Figure~\ref{fig:training} and Table~\ref{tab:results} provide quantitative insights into the performance trajectory of AlphaZero during training and the outcomes of the evaluation matches.

Computational Efficiency

AlphaZero’s efficiency is notable, as its MCTS evaluates significantly fewer positions per second compared to traditional alpha-beta search engines yet achieves superior performance. The search extends over critical lines of play through selective deep dives facilitated by the neural network’s policy and value estimates. This contrasts starkly with engines like Stockfish and Elmo, which rely on exhaustive search spaces and human-crafted heuristics.

Implications and Future Directions

Practically, AlphaZero's ability to master multiple strategy games from scratch showcases the potential for generalized algorithms in varied domains. Theoretically, the results challenge traditional beliefs regarding the supremacy of alpha-beta search in strategic games, positing Monte-Carlo methods augmented with neural networks as a viable and often superior alternative.

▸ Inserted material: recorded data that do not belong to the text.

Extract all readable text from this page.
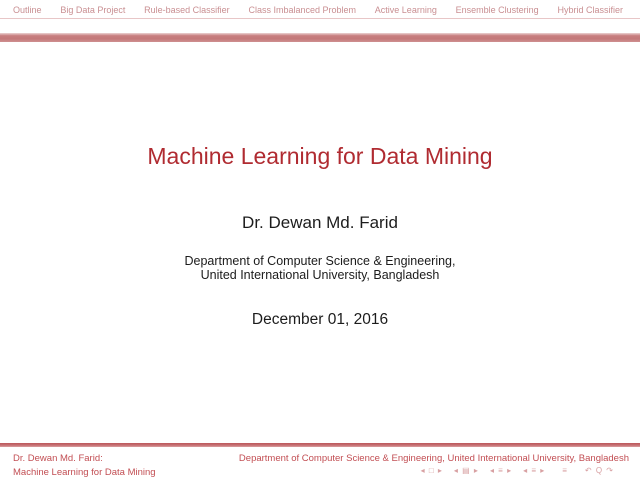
Outline Big Data Project Rule-based Classifier Class Imbalanced Problem Active Learning Ensemble Clustering Hybrid Classifier
Machine Learning for Data Mining
Dr. Dewan Md. Farid
Department of Computer Science & Engineering,
United International University, Bangladesh
December 01, 2016
Dr. Dewan Md. Farid:
Machine Learning for Data Mining
Department of Computer Science & Engineering, United International University, Bangladesh
◂ □ ▸ ◂ ▤ ▸ ◂ ≡ ▸ ◂ ≡ ▸ ≡ ↶ Q ↷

Future developments in AI might expand upon this framework to tackle real-time decision-making tasks and complex simulations beyond board games. Further investigations could integrate domain-specific tweaks or multi-domain learning capabilities to further enhance AlphaZero’s adaptability and performance.

Conclusion

AlphaZero is a significant advancement in the application of reinforcement learning to complex strategy games. By eschewing domain-specific knowledge and employing a unified approach to learning, it transcends the limitations of traditional game-specific algorithms, pointing toward a new horizon in the development of general AI systems. The convergence of deep learning and MCTS augurs well for applications requiring strategic planning and real-time decision-making, holding promise for diverse and impactful AI-driven innovations.